Mengenang Djok Mentaya di Zaman yang Berubah (13 Januari 1994-13 Januari 2008)



Oleh : Budi Kurniawan (Aktivis Journalist and Writer Forum of Borneo dan bersama HM Thamrin Junus menulis buku “DJOK, Penakluk dari Sungai MENTAYA”. E-mail: budibanjar@yahoo.com)


“Hoofd, amun bisa jangan turun ka kantor dulu. Di sini HI lagi mahamuk. Inya mambawa lading (Ketua, kalau bisa jangan berangkat ke kantor dulu. Di sini HI sedang mengamuk. Dia membawa pisau).”

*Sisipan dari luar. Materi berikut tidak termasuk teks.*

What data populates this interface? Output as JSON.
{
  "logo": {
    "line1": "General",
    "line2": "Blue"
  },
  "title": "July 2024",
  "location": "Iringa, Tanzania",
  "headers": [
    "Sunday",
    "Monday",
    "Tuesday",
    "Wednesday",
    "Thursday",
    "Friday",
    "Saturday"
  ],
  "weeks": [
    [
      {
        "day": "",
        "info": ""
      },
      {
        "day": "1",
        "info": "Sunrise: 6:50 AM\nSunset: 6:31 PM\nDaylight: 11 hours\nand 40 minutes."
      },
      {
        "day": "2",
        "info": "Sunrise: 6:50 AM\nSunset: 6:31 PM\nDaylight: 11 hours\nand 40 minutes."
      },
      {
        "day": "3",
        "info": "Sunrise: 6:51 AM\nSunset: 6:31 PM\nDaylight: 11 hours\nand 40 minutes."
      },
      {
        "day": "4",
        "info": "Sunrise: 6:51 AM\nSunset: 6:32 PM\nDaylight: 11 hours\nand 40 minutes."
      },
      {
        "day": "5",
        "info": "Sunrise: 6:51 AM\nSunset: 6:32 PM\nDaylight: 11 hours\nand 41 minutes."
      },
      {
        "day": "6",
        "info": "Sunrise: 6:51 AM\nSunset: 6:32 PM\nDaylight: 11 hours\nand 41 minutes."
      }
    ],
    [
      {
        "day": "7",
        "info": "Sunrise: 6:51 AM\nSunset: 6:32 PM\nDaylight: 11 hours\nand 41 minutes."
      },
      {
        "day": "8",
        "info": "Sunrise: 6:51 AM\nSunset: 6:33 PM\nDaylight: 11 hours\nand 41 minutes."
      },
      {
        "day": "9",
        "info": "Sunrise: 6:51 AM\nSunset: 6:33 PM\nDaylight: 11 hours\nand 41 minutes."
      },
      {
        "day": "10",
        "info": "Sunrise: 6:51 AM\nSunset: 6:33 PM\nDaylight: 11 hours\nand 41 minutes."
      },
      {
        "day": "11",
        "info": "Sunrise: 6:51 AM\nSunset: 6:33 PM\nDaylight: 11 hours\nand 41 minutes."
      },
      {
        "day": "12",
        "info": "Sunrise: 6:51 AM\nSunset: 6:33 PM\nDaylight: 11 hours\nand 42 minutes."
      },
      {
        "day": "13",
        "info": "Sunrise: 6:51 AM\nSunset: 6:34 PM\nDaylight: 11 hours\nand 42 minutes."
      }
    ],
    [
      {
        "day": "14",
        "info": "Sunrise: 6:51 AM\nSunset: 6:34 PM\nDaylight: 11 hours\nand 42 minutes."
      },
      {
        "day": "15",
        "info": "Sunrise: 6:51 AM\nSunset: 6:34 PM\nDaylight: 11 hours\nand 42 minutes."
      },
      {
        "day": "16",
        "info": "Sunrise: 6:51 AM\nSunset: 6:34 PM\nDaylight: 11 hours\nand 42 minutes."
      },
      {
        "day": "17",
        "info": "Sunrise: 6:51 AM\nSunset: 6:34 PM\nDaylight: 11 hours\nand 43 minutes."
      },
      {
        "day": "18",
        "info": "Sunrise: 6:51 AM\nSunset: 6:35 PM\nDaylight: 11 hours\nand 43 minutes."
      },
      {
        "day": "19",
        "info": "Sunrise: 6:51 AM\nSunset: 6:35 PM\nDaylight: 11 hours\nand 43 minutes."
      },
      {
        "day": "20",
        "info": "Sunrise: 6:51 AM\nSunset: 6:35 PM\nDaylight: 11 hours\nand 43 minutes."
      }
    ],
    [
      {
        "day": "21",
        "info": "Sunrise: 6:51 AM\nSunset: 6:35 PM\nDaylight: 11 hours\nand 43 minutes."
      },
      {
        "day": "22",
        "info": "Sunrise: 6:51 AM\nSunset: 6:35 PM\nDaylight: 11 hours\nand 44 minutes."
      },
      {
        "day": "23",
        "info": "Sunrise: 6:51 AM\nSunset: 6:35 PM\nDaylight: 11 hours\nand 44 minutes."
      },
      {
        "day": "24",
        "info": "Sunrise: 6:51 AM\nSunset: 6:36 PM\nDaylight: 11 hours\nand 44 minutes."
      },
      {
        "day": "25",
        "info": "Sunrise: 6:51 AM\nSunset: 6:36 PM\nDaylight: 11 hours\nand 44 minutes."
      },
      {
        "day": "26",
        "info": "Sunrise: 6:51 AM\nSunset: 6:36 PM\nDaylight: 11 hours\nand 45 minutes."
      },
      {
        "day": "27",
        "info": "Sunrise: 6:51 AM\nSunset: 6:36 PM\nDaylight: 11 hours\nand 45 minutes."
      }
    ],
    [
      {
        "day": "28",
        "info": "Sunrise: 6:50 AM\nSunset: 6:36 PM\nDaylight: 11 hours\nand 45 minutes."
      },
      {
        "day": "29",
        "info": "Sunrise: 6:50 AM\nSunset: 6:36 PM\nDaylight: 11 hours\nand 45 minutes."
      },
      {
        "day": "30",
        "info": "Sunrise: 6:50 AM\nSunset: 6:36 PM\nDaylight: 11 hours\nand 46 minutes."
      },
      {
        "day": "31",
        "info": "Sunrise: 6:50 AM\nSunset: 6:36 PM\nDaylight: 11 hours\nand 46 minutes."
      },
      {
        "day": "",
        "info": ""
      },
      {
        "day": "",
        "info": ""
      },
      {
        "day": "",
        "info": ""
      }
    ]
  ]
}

Hal itu disampaikan Wakil Pemimpin Umum Banjarmasin Post HG Rusdi Effendi AR pada 1 September 1977. Rusdi yang kini menjabat Pemimpin Umum Banjarmasin Post mengingatkan hal itu kepada atasannya, HJ Djok Mentaya, melalui telepon ketika melihat segerombolan orang dengan marah dan bersenjata tajam mendatangi kantor Banjarmasin Post di Jalan Pasar Baru 222, Banjarmasin.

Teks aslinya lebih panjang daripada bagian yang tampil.